Fortunately for you, loyal fans, I am now a pro photographer. That's right. I sold a photo. For twenty bucks! Obviously I won't post it on the blog, sorry, but this is just more evidence of my amazing skills. Clearly the other photos are also on par. Check out this work of art.

Lyons games EXTREME! Full album

Everyone loves photos of cute kids, so here's a handful of those.

Sage and Henry. Full album
Legit slalom. Full album
Next I'll be posting photos of kittens or something. Full album

Alright, that's about enough of that. Wouldn't want the folks at home to think that I was not hardcore.

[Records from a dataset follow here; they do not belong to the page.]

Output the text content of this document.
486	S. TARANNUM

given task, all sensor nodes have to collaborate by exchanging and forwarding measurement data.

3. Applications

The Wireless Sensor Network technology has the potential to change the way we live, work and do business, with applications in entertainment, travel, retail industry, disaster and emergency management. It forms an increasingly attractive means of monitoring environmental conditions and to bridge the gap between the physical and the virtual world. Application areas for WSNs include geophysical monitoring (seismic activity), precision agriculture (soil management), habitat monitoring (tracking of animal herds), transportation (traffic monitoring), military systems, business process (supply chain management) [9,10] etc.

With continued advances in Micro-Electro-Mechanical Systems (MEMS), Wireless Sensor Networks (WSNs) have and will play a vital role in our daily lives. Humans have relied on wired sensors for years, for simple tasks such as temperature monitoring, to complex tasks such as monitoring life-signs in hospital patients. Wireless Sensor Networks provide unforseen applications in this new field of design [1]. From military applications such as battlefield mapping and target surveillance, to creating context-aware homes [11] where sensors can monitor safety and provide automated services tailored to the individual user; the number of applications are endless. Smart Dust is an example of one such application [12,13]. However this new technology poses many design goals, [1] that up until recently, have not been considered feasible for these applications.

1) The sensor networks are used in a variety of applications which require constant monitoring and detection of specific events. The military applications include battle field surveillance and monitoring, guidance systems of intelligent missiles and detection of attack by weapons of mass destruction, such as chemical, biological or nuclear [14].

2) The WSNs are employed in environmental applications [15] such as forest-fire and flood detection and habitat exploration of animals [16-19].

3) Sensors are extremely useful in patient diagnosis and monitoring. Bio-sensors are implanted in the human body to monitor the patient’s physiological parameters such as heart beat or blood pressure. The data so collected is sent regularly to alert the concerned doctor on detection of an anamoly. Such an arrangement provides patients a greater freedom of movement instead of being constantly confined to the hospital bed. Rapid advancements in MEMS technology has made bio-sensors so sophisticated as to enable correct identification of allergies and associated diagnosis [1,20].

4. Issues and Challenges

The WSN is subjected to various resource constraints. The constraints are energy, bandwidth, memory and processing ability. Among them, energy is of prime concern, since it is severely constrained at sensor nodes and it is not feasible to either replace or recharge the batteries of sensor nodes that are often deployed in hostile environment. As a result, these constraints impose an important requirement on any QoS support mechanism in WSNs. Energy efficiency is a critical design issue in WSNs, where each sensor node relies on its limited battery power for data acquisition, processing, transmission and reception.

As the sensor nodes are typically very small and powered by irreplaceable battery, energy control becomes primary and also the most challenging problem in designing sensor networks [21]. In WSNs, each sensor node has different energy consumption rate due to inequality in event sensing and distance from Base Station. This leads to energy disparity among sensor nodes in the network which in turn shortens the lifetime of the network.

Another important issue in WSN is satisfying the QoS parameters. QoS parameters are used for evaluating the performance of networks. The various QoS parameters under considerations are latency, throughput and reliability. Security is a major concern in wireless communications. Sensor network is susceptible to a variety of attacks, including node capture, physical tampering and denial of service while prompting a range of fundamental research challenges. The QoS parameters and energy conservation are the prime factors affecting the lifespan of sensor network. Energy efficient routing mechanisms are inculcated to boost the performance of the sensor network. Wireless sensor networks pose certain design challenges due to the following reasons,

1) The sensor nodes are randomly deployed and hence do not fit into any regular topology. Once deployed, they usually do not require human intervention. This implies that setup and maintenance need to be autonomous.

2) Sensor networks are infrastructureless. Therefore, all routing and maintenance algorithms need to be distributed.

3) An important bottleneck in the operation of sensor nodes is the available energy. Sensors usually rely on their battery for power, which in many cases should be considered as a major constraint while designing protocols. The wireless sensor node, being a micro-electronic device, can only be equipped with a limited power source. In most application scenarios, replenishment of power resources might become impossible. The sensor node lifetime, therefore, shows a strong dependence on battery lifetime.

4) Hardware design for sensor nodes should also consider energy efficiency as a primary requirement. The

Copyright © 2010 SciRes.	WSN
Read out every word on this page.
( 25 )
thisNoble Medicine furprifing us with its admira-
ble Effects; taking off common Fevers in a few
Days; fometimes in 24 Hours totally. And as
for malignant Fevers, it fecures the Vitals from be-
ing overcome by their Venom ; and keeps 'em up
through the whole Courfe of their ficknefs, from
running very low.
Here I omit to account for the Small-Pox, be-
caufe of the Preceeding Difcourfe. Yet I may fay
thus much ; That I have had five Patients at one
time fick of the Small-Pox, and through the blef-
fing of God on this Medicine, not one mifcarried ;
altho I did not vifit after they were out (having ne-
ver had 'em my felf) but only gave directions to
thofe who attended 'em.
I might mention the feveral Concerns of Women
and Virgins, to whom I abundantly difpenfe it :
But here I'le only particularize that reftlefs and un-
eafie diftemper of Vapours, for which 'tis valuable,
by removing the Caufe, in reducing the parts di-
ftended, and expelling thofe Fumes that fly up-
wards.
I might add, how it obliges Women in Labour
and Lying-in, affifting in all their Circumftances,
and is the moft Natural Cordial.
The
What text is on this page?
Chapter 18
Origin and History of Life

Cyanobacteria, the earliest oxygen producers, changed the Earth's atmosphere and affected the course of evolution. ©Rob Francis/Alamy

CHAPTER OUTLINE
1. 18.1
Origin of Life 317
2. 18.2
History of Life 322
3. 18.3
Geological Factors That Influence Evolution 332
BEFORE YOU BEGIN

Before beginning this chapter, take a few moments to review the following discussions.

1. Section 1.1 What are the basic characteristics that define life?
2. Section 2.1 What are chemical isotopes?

After the slalom race, Ty hopped into my large Nemesis and I took some photos of him. The boat was a little too big for him, but that just meant that he was getting great pop on his loops. I waded out close to the hole to get some interesting shots. The photos made the cold legs worthwhile.

Ty launching. Full album

How did this get in there? Where's the hardcore kayaking? Eric Bissel. Full album

Pretty good, Ty. Full album

I thought this shot was very dynamic, even though it's not really a huge loop. Full album

This was the angle that I liked Full album

Leif, do you have a boat sponsor? What were they called again? Full album

Pat Keller borrowed an RPM and showed us all how to tricky wu. Full album

Another interesting shot. Full album

One last loop. Full album

That should put a stop to Ty's complaints that I never post photos of him.

Finally, I always like to have at least one photo of the boatercross, since the Lyons games' boatercross is one of the wackiest races that I've seen. It's a relay race. Traditionally, the competitors start with pushups, run through some tires, paddle downstream, go through a slalom gate, toss their paddles over another slalom gate, punch the play hole, and run back to start to tag their next teammate. The paddle toss is usually the most exciting part of the race. Since it can take anywhere from one to twenty tries, this is where the race is won or lost. Also, the gate that they're tossing their paddles over hangs under the bridge where the spectators wait, which can make for some great photos.

Photo by Ty Newton. Full album

All photos (except the last one) by Leif Anderson.

Sunday, June 7, 2009

Tragically Serious

As a preamble to this post, I want to acknowledge the fact that usually my blog posts are almost completely untrue. I mean, they will include facts, but I will usually present them in a quite obviously biased and often intentionally confusing manner which makes the post almost entirely fictitious. My intention is that this post will not be like that.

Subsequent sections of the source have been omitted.